Further, the ACA will support 16,000 new community health centers all across the country, on top of the 1,200 that already exist and provide care to 20 million people. Community health centers are especially critical for Latinos, since they provide culturally competent care, including in Spanish, to those that may have no other access to a provider—regardless of residency status. These centers serve as a primary care facility for one in four low-income people of color. This means that patients won’t have to miss work or take costly trips to get the care they and their families need. Community health centers accept government and most private insurance, and charge patients on a sliding scale depending on how much they are able to pay; they do not turn anyone away based on their income or insurance status.
Medicaid, the most important health care program for low-income children and especially Latino children, will also expand to cover many more families by 2013. Low-income Latina mothers, who disproportionately work in jobs that offer no or inadequate health insurance, will be able to obtain coverage for themselves and their families either through Medicaid or through state marketplaces where private insurance will be available and subsidies will be provided to insure affordability.

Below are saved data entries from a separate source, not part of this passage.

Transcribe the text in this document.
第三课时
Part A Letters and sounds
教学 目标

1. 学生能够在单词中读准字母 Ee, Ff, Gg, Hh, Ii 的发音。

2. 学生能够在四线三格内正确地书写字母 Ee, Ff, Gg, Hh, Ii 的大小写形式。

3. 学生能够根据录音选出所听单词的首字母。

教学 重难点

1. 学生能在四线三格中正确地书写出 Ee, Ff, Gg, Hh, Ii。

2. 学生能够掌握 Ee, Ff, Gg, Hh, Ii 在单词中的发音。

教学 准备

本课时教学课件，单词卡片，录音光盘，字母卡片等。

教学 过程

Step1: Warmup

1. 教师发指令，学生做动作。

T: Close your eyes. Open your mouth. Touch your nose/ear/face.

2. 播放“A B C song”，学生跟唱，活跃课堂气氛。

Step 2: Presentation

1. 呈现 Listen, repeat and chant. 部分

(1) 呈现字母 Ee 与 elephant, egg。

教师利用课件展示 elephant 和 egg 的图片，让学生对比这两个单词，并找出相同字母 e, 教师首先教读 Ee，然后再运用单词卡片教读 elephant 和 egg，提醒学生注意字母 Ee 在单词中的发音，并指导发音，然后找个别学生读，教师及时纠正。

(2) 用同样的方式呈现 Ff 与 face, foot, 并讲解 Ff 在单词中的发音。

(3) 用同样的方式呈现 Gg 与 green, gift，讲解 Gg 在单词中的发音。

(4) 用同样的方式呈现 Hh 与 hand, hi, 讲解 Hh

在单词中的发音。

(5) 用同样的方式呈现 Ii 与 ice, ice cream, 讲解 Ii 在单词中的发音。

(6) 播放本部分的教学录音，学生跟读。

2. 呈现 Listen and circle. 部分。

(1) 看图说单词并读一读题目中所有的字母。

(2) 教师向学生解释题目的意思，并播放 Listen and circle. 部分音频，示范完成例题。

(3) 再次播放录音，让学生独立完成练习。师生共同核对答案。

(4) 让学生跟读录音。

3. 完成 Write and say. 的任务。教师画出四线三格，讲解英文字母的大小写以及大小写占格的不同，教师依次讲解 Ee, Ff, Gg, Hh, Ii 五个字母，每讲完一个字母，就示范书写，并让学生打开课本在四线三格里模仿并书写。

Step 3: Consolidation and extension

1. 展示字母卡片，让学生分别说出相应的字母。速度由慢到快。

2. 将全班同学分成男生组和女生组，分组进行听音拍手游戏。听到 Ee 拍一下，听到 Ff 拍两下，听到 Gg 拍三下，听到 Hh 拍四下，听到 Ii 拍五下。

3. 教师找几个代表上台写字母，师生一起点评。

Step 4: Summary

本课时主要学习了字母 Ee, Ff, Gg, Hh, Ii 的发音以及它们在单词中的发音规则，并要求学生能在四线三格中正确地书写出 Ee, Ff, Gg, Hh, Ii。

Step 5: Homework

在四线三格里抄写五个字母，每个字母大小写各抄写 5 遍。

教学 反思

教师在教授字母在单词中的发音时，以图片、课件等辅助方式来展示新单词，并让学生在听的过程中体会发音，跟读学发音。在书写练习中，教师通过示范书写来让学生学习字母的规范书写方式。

It can be hard enough to communicate with a health provider if you do speak the same language, and getting proper care is impossible if you cannot effectively communicate. This is a pressing challenge for many Latinos and immigrant communities and has real impacts on health. The Affordable Care Act includes new initiatives to increase cultural and language competency among health care professionals, and incentives and loan repayment plans will help bring more native speakers and underrepresented groups into health care fields. This means that more doctors and nurses will be able to speak the languages of their patients, and understand the specific health needs of their patients’ communities.
And finally, something to look forward to: in 2014 the government will begin giving small businesses tax credits to insure their employees. As the fastest growing group of small business owners, Latinos will benefit enormously. Insurance exchanges will be created to provide a simpler and more affordable way for everyone to find health insurance. Those who are currently baffled by the complicated, decentralized, and prohibitively costly process of finding health coverage will be able to easily compare benefits and prices in one market place and get a tax credit to offset costs to boot.
The Affordable Care Act is the most ground-breaking piece of legislation passed in our lifetimes to address health disparities. This law will grant access to quality health care to an estimated 32 million people who otherwise would not have been able to afford it. These are our sisters, our mothers, our primos, and our neighbors, people we care about who will no longer have to worry about being bankrupted by a catastrophic health event or suffer through a chronic illness with little or no treatment.
Like many parents, I have high hopes for my son, for the great things he will do for himself and for his community. Thanks in large part to these groundbreaking health care reforms, I also have high hopes that the world he grows up in with be a fairer, more just, and more equitable place, a place where lack of access to health care doesn’t stop anyone from pursuing their dreams.